Buna karşın, baskı yapmak, yağmalamak ve terk etme, biz hayatla karşılık veriyoruz. Ne seller ne de salgın hastalıklar, ne kıtlıklar ne afetler, hatta ne yüzyılın ebedi savaşları yaşamın ölüme olan inatçı üstünlüğünü hizaya getirebildi. Büyüyen ve çabuklaştıran bir avantaj: her yıl, New York’un yeni doğan nüfusunu yediye katlamaya yetecek kadar, ölümlerden yetmiş dört milyon daha fazla doğum bulunuyor. Bu doğumların çoğu, tabi ki Latin Amerika’nınkiler de dahil olmak üzere, asgari kaynaklara sahip ülkelerde meydana geliyor. Aksine, en müreffeh ülkeler sadece bugüne kadar yaşamış tüm insan ırkını değil, bu talihsiz gezegen üzerinde nefes almış olan tüm canlı ırklarını yüz kez ortadan kaldırmaya yetecek yıkım gücünü biriktirmeyi başardı.

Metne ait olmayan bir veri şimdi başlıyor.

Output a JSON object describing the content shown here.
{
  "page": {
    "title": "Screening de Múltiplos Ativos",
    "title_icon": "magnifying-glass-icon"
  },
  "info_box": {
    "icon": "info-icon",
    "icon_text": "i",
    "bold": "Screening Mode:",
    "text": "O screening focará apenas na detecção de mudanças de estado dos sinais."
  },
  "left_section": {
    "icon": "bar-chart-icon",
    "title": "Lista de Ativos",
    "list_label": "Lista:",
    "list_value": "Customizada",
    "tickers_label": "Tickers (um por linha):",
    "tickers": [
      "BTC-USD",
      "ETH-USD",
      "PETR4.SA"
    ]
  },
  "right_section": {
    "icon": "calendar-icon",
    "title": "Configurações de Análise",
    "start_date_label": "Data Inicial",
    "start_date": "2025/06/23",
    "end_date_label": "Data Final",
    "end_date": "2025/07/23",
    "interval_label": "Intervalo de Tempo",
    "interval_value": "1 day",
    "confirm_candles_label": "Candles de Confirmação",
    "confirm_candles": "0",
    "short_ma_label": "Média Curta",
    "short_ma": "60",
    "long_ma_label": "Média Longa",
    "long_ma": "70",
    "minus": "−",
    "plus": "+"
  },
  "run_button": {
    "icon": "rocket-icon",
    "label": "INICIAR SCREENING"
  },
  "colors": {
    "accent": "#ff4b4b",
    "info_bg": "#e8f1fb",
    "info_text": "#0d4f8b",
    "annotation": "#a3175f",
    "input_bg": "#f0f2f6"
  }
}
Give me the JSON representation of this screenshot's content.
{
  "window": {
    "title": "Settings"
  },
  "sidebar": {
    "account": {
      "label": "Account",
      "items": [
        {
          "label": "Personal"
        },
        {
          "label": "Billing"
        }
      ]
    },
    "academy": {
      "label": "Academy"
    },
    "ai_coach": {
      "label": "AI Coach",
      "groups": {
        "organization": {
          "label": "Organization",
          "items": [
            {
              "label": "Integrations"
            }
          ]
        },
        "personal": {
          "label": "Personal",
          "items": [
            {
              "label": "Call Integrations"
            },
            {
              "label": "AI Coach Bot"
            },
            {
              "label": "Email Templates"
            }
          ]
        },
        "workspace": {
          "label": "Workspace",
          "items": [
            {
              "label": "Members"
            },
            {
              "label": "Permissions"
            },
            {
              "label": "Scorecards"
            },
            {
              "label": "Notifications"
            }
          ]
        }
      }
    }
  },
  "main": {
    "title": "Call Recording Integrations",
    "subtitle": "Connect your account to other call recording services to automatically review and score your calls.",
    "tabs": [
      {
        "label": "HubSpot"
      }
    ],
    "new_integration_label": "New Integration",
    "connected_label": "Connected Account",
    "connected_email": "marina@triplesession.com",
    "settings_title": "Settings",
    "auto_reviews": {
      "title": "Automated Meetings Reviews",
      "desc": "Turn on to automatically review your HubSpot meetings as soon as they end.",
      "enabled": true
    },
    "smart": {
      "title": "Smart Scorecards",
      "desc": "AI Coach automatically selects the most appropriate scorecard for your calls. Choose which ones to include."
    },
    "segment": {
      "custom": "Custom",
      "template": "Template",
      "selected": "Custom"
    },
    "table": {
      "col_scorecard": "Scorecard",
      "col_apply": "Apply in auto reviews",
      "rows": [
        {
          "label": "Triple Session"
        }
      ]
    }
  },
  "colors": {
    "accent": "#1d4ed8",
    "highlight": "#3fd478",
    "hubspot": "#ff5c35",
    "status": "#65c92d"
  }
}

Bugünkü gibi bir günde, ustam William Faulkner "ben insanoğlunun sonunu kabul etmeyi reddediyorum" dedi. Ben, insanlığın en başından beri ve bilimsel bir olasılıktan fazlası olmayan onun 32 yıl önce tanımayı reddettiği büyük trajedinin tam anlamıyla farkında olmasaydım onun durduğu yerden değersizce düşebilirdim. Masalların kaşifi, hiçbir şeye inanmayacak olan, karşı bir ütopya yaratmamak için çok geç olmadığı hakkına inanan biz, tüm insanlık tarihi boyunca yalnızca bir ütopya gibi görünmek zorunda olan bu müthiş gerçekle yüzleştik. Hiç kimsenin, diğerlerinin nasıl öleceği konusunda karar veremeyeceği, aşkın gerçeği ispat edeceği ve mutluluğun mümkün olduğu, tüm ırkların yüzyıl yalnızlığa mahkum olacağı, sonunda ve sonsuza kadar, yeryüzüne ikinci bir fırsat verilinceye kadar, hayatın yeni ve köklü bir ütopyası.